Eis aí a inovação do projeto desenvolvido pela engenheira: ela testou quatro modelos de reflorestamento, e cada um oferece certas vantagens ao agricultor. Assim, este pode escolher qual deles melhor se adapta às condições suas e da área que precisa ser reflorestada. Aquela cujo valor investido é recuperado no prazo mais curto permite ao agricultor ganhar o equivalente ao custo em três anos

- sem falar que, em três meses, o investimento começa a ser recuperado. Ao longo dos anos, os ganhos passam a constituir lucro líquido. Mas o melhor investimento corresponde a outro modelo, cujo retorno é mais demorado porém em valores bem maiores.

Um dos modelos corresponde a plantar sementes diretamente no solo. Elimina-se, assim, o transplante das mudas, que é usual, e reduz-se o custo do projeto, já que as sementes são mais baratas que as mudas. Mas a quantia de sementes que germina

é muito menor, se comparada ao plantio em viveiros, já que não se controlam diversos aspectos influentes em seu desenvolvimento. Esse é o modelo mais barato: custa cerca de R$ 650 por hectare.

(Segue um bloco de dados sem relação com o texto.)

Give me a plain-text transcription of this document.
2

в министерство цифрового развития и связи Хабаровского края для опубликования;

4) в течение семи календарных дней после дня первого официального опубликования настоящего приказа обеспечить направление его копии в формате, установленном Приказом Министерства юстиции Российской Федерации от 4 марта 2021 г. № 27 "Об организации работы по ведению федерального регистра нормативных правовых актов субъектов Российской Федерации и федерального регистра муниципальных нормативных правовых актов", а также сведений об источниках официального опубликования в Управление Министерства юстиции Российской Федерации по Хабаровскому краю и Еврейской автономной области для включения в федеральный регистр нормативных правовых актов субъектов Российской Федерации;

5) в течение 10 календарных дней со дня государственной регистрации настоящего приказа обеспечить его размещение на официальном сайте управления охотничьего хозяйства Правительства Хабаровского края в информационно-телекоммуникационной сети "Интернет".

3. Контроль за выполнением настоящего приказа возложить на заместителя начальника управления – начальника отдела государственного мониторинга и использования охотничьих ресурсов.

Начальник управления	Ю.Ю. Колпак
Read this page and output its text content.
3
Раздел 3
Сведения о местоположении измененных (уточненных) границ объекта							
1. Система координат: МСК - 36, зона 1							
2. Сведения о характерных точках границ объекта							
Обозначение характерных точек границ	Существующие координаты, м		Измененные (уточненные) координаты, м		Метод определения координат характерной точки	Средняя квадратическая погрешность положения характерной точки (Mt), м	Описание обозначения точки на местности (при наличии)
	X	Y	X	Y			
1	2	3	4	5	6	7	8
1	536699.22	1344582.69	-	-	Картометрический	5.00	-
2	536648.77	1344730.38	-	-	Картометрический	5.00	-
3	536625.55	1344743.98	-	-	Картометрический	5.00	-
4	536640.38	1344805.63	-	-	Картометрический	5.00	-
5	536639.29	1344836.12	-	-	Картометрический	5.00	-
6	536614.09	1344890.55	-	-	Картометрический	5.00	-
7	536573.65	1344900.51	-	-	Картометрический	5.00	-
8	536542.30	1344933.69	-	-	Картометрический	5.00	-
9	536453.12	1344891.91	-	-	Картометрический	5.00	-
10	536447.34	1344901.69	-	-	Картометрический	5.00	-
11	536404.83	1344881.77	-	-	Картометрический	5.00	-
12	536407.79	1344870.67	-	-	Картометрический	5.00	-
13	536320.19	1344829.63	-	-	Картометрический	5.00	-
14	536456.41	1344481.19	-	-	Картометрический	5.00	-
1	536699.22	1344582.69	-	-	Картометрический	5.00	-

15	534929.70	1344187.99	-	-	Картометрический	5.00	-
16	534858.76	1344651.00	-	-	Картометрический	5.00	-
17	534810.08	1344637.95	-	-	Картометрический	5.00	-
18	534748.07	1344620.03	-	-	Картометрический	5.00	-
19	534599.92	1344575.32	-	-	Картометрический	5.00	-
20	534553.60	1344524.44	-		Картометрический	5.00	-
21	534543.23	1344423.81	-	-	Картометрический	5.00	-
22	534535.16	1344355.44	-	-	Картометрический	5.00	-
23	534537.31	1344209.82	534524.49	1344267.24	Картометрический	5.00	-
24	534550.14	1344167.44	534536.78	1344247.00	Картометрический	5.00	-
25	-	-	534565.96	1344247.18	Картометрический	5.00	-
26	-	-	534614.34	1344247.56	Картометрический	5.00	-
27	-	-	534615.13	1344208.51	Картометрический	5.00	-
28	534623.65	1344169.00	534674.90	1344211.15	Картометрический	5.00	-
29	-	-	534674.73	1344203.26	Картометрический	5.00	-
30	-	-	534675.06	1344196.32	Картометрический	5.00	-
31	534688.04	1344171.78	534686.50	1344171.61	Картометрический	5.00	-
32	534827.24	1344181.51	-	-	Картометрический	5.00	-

Outro modelo consiste no plantio de três faixas de árvores, seguida por uma faixa de cinco metros onde há cultivo de algum produto agrícola. Enquanto as árvores não se desenvolvem a ponto de impedir o cultivo agrícola, ele

é mantido. Com o tempo, vai sendo substituído pela mata nativa. As três faixas de árvores são necessárias porque aquelas situadas no centro crescem mais lentamente e precisam ser protegidas por espécies que se desenvolvem mais rapidamente - as quais ocupam, portanto, as laterais. O lucro, neste modelo, advém da comercialização tanto dos produtos agrícolas como da madeira de parte das

árvores que crescem mais rapidamente. Como elas também se regeneram com rapidez, é possível cortar parte delas sem prejuízo ao objetivo final do projeto - qual seja, o reflorestamento.

O terceiro modelo testado é semelhante ao anterior, mas difere ao dispensar o cultivo agrícola. São apenas linhas de árvores, alternando-se espécies de crescimento lento e rápido. O lucro advém da venda da madeira extraída.

O quarto modelo, plenamente ecológico, é o mais caro deles e observa estritamente o aspecto de reflorestamento, sem preocupação com os prazos para que o investimento dê retorno. Mas a pesquisadora alerta que, a longo prazo,

é o modelo mais rentável, já que algumas espécies de árvores produzem madeira muito valorizada e de fácil comercialização.

As mudas utilizadas foram produzidas no viveiro da própria Unesp, em Botucatu.

Para optar pelo modelo a ser adotado, o agricultor deve observar diversos aspectos - como o tipo de solo em que será desenvolvido e a possibilidade de realizar a manutenção constante da área ou deixá-la florescer sem que isso requeira cuidados constantes.

Já foram plantadas 25 mil árvores, calcula a engenheira, que agora tenta organizar uma parceria com a Secretaria Estadual do Meio Ambiente para que, juntos, ela e a entidade busquem financiamentos para os agricultores eventualmente interessados em implantar qualquer dos projetos. Quem se dispuser a adotá-los imediatamente, porém, já pode se basear nas experiências em curso para escolher o modelo mais adequado e tornar-se efetivamente um defensor da Mata Atlântica. Afinal, mais que um discurso, a defesa da ecologia deve ser feita através de ações.